Shadow libraries and torrent sites are certainly not a new issue for authors. But the rise in popularity and accessibility of generative AI has made it an even bigger issue.

“I hate it. It terrifies me and infuriates me,” Jenna Guillaume, author of You Were Made For Me and The Deep End, said in a phone call with SmartCompany.

“It really hurts authors. We basically pick over scraps as it is. Every reader counts and in Australia if they can’t afford our books they can go to the library and get them and we still get payment from that, which is really important. The lending rights payments that come through at the end of the financial year — I know a lot of authors who really rely on them.

“Anything that undermines that or damages that is damaging. We deserve to be paid for our work and this inhibits our ability to be able to work.”

Jodi McAlister is an Australian romantic fiction author and academic. Like many Australian authors, she doesn’t make a full-time living from her books.

“I think the mean wage in Australia is eighteen thousand dollars a year and a lot of people are earning much, much less than that. I’m not sure whether or not say, Tim Winton or Trent Dalton responded to that survey, but if they did, it would have skewed the data,” McAlister said to SmartCompany.

The Can I Steal You For A Second? author also details how deeply book piracy was already impacting authors.

“There was an author many years ago who deliberately leaked an early copy of her manuscript where the first four chapters were perfect. I can’t remember what she did but after that, it was wrong, bad and weird,” McAlister laughed.

“And she did it because she was losing so many sales from piracy.”

With the rise of generative AI, authors feel that their livelihoods could be further impacted.

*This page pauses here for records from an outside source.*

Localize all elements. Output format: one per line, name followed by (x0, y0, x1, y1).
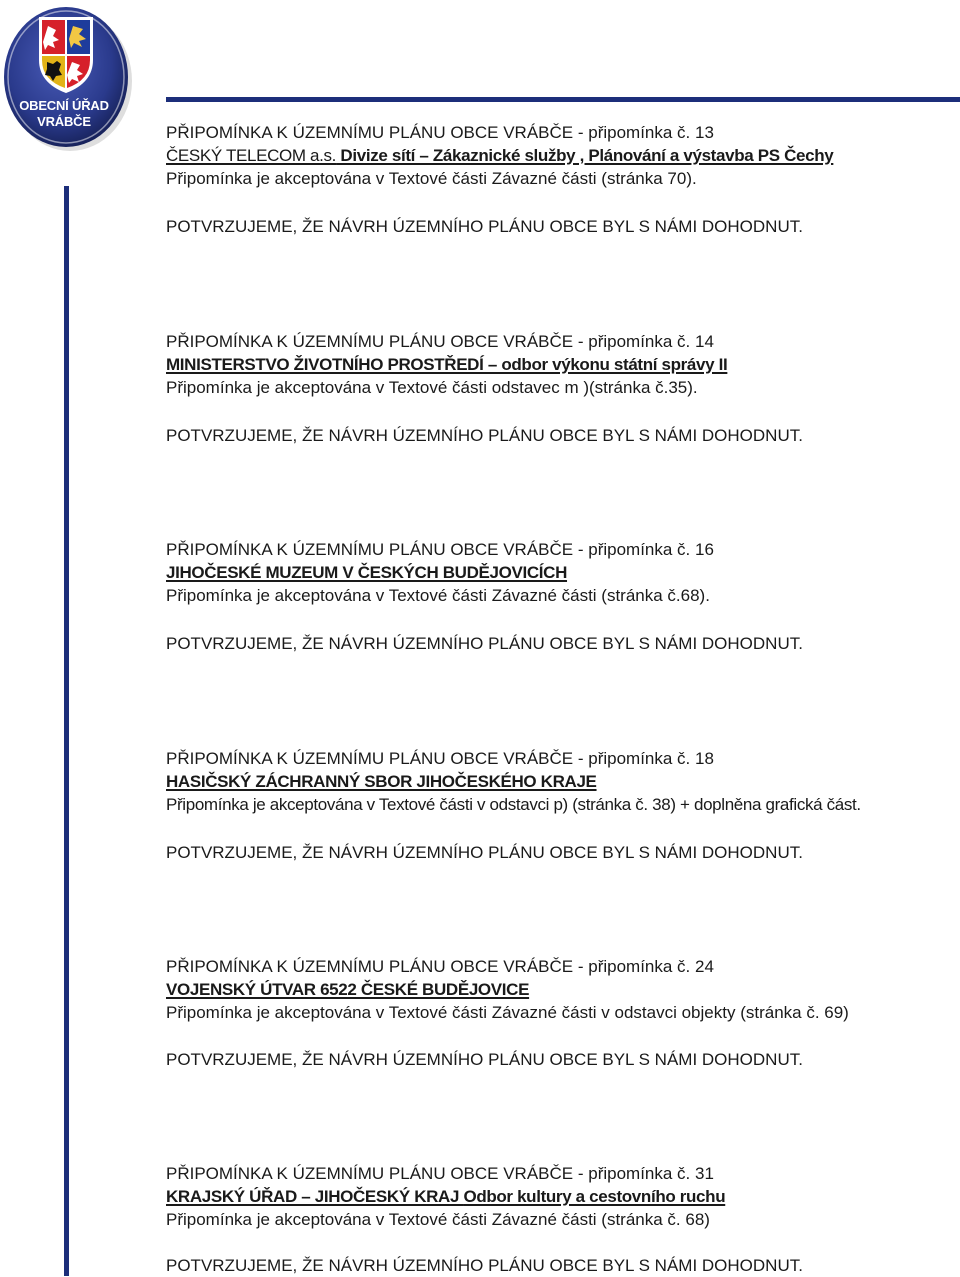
organization-name: VOJENSKÝ ÚTVAR 6522 ČESKÉ BUDĚJOVICE (166, 980, 530, 999)
agreement-confirmation: POTVRZUJEME, ŽE NÁVRH ÚZEMNÍHO PLÁNU OBCE BYL S NÁMI DOHODNUT. (166, 634, 803, 653)
organization-department: Odbor kultury a cestovního ruchu (463, 1187, 726, 1206)
organization-name: MINISTERSTVO ŽIVOTNÍHO PROSTŘEDÍ – odbor výkonu státní správy II (166, 355, 728, 374)
organization-name: ČESKÝ TELECOM a.s. (166, 146, 337, 165)
comment-heading: PŘIPOMÍNKA K ÚZEMNÍMU PLÁNU OBCE VRÁBČE - připomínka č. 24 (166, 957, 714, 976)
header-rule (166, 97, 960, 102)
comment-resolution: Připomínka je akceptována v Textové části v odstavci p) (stránka č. 38) + doplněna grafická část. (166, 795, 861, 814)
comment-heading: PŘIPOMÍNKA K ÚZEMNÍMU PLÁNU OBCE VRÁBČE - připomínka č. 13 (166, 123, 714, 142)
comment-resolution: Připomínka je akceptována v Textové části Závazné části v odstavci objekty (stránka č. 69) (166, 1003, 849, 1022)
comment-organization (166, 145, 833, 167)
logo-text-line2: VRÁBČE (37, 114, 91, 129)
comment-heading: PŘIPOMÍNKA K ÚZEMNÍMU PLÁNU OBCE VRÁBČE - připomínka č. 18 (166, 749, 714, 768)
comment-resolution: Připomínka je akceptována v Textové části Závazné části (stránka č. 68) (166, 1210, 710, 1229)
organization-name: KRAJSKÝ ÚŘAD – JIHOČESKÝ KRAJ (166, 1187, 464, 1206)
side-rule (64, 186, 69, 1276)
comment-organization (166, 354, 727, 376)
comment-organization (166, 979, 529, 1001)
comment-organization (166, 771, 597, 793)
agreement-confirmation: POTVRZUJEME, ŽE NÁVRH ÚZEMNÍHO PLÁNU OBCE BYL S NÁMI DOHODNUT. (166, 1050, 803, 1069)
comment-organization (166, 562, 567, 584)
comment-heading: PŘIPOMÍNKA K ÚZEMNÍMU PLÁNU OBCE VRÁBČE - připomínka č. 16 (166, 540, 714, 559)
comment-heading: PŘIPOMÍNKA K ÚZEMNÍMU PLÁNU OBCE VRÁBČE - připomínka č. 14 (166, 332, 714, 351)
logo-text-line1: OBECNÍ ÚŘAD (19, 98, 109, 113)
comment-organization (166, 1186, 725, 1208)
comment-resolution: Připomínka je akceptována v Textové části odstavec m )(stránka č.35). (166, 378, 698, 397)
municipal-office-logo (2, 2, 134, 152)
coat-of-arms-icon (2, 2, 134, 152)
comment-resolution: Připomínka je akceptována v Textové části Závazné části (stránka č.68). (166, 586, 710, 605)
organization-name: HASIČSKÝ ZÁCHRANNÝ SBOR JIHOČESKÉHO KRAJE (166, 772, 597, 791)
comment-resolution: Připomínka je akceptována v Textové části Závazné části (stránka 70). (166, 169, 697, 188)
agreement-confirmation: POTVRZUJEME, ŽE NÁVRH ÚZEMNÍHO PLÁNU OBCE BYL S NÁMI DOHODNUT. (166, 1256, 803, 1275)
organization-name: JIHOČESKÉ MUZEUM V ČESKÝCH BUDĚJOVICÍCH (166, 563, 568, 582)
agreement-confirmation: POTVRZUJEME, ŽE NÁVRH ÚZEMNÍHO PLÁNU OBCE BYL S NÁMI DOHODNUT. (166, 217, 803, 236)
agreement-confirmation: POTVRZUJEME, ŽE NÁVRH ÚZEMNÍHO PLÁNU OBCE BYL S NÁMI DOHODNUT. (166, 843, 803, 862)
comment-heading: PŘIPOMÍNKA K ÚZEMNÍMU PLÁNU OBCE VRÁBČE - připomínka č. 31 (166, 1164, 714, 1183)
agreement-confirmation: POTVRZUJEME, ŽE NÁVRH ÚZEMNÍHO PLÁNU OBCE BYL S NÁMI DOHODNUT. (166, 426, 803, 445)
organization-department: Divize sítí – Zákaznické služby , Plánování a výstavba PS Čechy (336, 146, 834, 165)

The Australian Society of Authors (ASA) recently published findings from a survey it conducted on AI. Of the 208 Australian authors who responded, 74% expressed “significant concern” that generative AI tools were a threat to writing and illustrating professionals. 51% also thought that AI would have a negative impact on their future income.

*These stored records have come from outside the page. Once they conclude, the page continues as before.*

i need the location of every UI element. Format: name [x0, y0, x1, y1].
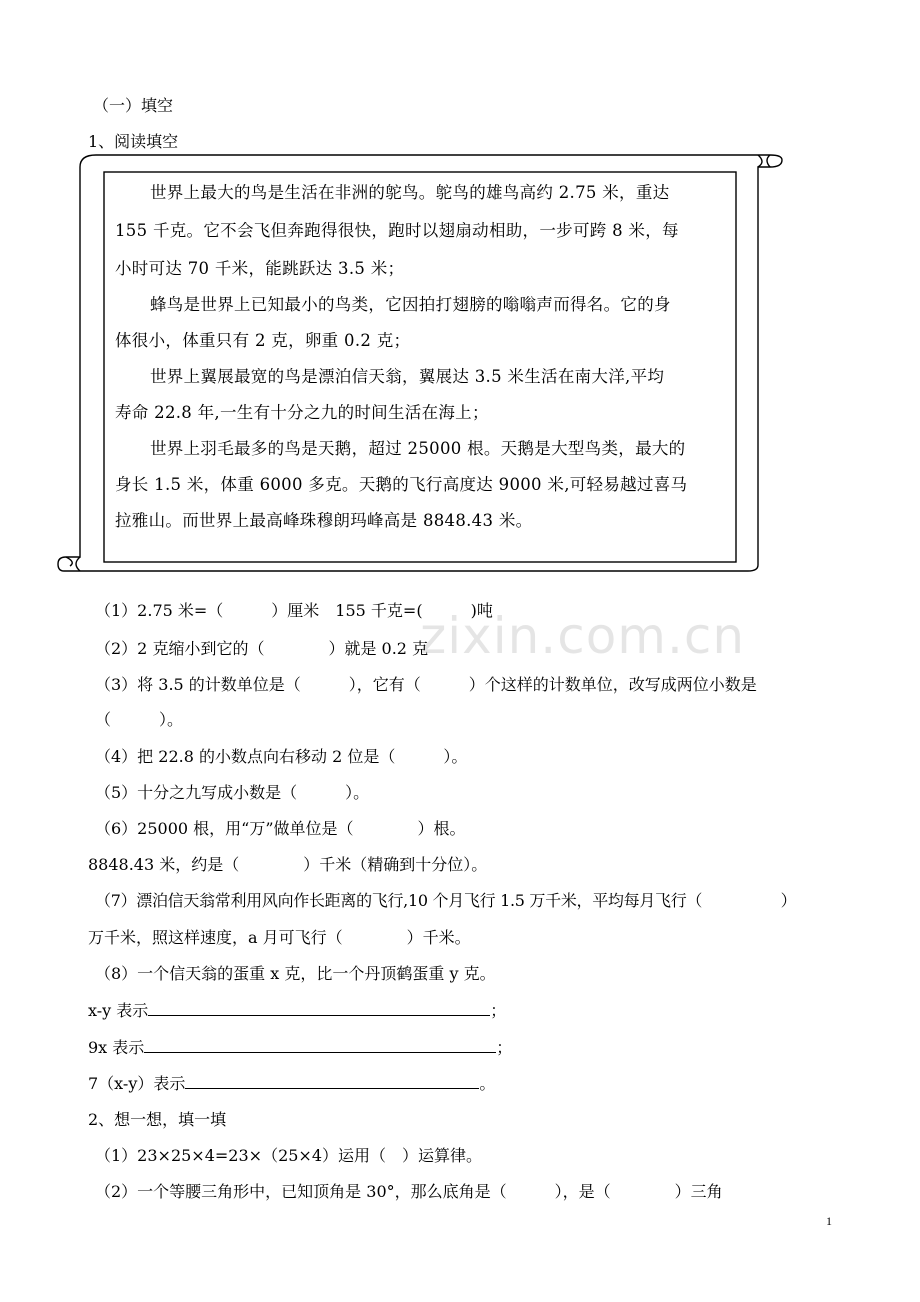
- expression-line: [88, 1074, 495, 1094]
- question-item: （1）23×25×4=23×（25×4）运用（ ）运算律。: [95, 1146, 483, 1165]
- passage-line: 拉雅山。而世界上最高峰珠穆朗玛峰高是 8848.43 米。: [115, 511, 533, 530]
- passage-line: 世界上翼展最宽的鸟是漂泊信天翁，翼展达 3.5 米生活在南大洋,平均: [150, 367, 665, 386]
- expression-label: 7（x-y）表示: [88, 1074, 186, 1093]
- question-item: （5）十分之九写成小数是（ ）。: [95, 783, 370, 802]
- passage-line: 蜂鸟是世界上已知最小的鸟类，它因拍打翅膀的嗡嗡声而得名。它的身: [150, 295, 671, 314]
- question-item: （8）一个信天翁的蛋重 x 克，比一个丹顶鹤蛋重 y 克。: [95, 964, 496, 983]
- page-number: 1: [826, 1214, 832, 1228]
- expression-end: 。: [479, 1074, 496, 1093]
- question-item: （ ）。: [95, 710, 184, 729]
- passage-line: 小时可达 70 千米，能跳跃达 3.5 米；: [115, 259, 405, 278]
- answer-blank[interactable]: [144, 1038, 496, 1053]
- passage-line: 寿命 22.8 年,一生有十分之九的时间生活在海上；: [115, 403, 489, 422]
- question-item: （7）漂泊信天翁常利用风向作长距离的飞行,10 个月飞行 1.5 万千米，平均每月飞行（ ）: [95, 891, 797, 910]
- answer-blank[interactable]: [185, 1074, 479, 1089]
- question-item: （2）一个等腰三角形中，已知顶角是 30°，那么底角是（ ），是（ ）三角: [95, 1182, 723, 1201]
- question-1-title: 1、阅读填空: [88, 132, 179, 151]
- watermark: zixin.com.cn: [420, 607, 746, 665]
- passage-line: 体很小，体重只有 2 克，卵重 0.2 克；: [115, 331, 411, 350]
- answer-blank[interactable]: [148, 1001, 490, 1016]
- passage-line: 身长 1.5 米，体重 6000 多克。天鹅的飞行高度达 9000 米,可轻易越过喜马: [115, 475, 688, 494]
- question-item: （3）将 3.5 的计数单位是（ ），它有（ ）个这样的计数单位，改写成两位小数是: [95, 675, 757, 694]
- question-item: （6）25000 根，用“万”做单位是（ ）根。: [95, 819, 466, 838]
- expression-end: ；: [490, 1001, 507, 1020]
- question-2-title: 2、想一想，填一填: [88, 1110, 227, 1129]
- question-item: 万千米，照这样速度，a 月可飞行（ ）千米。: [88, 928, 471, 947]
- expression-line: [88, 1038, 512, 1058]
- question-item: （1）2.75 米=（ ）厘米 155 千克=( )吨: [95, 601, 493, 620]
- expression-line: [88, 1001, 506, 1021]
- question-item: （2）2 克缩小到它的（ ）就是 0.2 克: [95, 639, 429, 658]
- passage-line: 155 千克。它不会飞但奔跑得很快，跑时以翅扇动相助，一步可跨 8 米，每: [115, 221, 679, 240]
- question-item: （4）把 22.8 的小数点向右移动 2 位是（ ）。: [95, 747, 468, 766]
- expression-label: 9x 表示: [88, 1038, 145, 1057]
- section-title: （一）填空: [93, 96, 174, 115]
- expression-label: x-y 表示: [88, 1001, 149, 1020]
- passage-line: 世界上最大的鸟是生活在非洲的鸵鸟。鸵鸟的雄鸟高约 2.75 米，重达: [150, 183, 670, 202]
- passage-line: 世界上羽毛最多的鸟是天鹅，超过 25000 根。天鹅是大型鸟类，最大的: [150, 439, 686, 458]
- expression-end: ；: [496, 1038, 513, 1057]
- question-item: 8848.43 米，约是（ ）千米（精确到十分位）。: [88, 855, 488, 874]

The data also revealed a fear from 72% of the authors that publishers themselves will start using AI to create books Unsurprisingly, 92% felt there should be a code of conduct when it comes to AI in the publishing industry and that when it has been used, it should be disclosed to the readers.

It’s worth noting that copyright does work slightly differently in Australia versus the US.

“Under the US jurisdiction, they have a concept that they call ‘fair use’. If it can be established that the unauthorised use is a ‘fair use’ then there won’t be an infringement,” Hamilton said.

“In Australia, the rough equivalent is referred to as ‘fair dealing’. It’s a similar concept but way more rigid and codified. Much more black letter law. There’s far less flexibility to come under the fair dealing exemption as there is in the US fair use exemption.”

There’s some humour to be had, and some regulations

But while writers are in a tricky spot with AI right now, some inadvertent revenge has at least been enacted — which also reveals just how far LLM scraping may be going.

Back in May it was revealed that Sudowrite — which utilises ChatGPT’s GPT-3 model — knew some words and phrases such as ‘knotting’ that are uniquely specific to the Omegaverse, or A/B/O, which stands for Alpha, Beta and Omega.

This is a deeply specific sub-genre of erotic fiction and world-building. There’s a lot more nuance, explanations and language to the Omegaverse, none of which we suggest googling on your work laptop.

The only way that Sudowrite would be able to generate Omegaverse responses is by learning from the platforms that host this fiction, such as Archive Of Our Own.

While this may not help with copyright infringement or loss in sales, it is at least a very funny example of what can happen when LLMs are able to scrape the internet without any regulation in place. After all, school-aged kids can readily access these generative AI tools.

Unsurprisingly, similar to artists we spoke to last year, authors do see regulation as an important step to protect their intellectual property from AI.

“It would have to be opt-in rather than opt-out. Your work shouldn’t be able to be chewed up without your permission,” McAlister said.

“And if work is going to be used like this, it has to be consensually and with compensation.”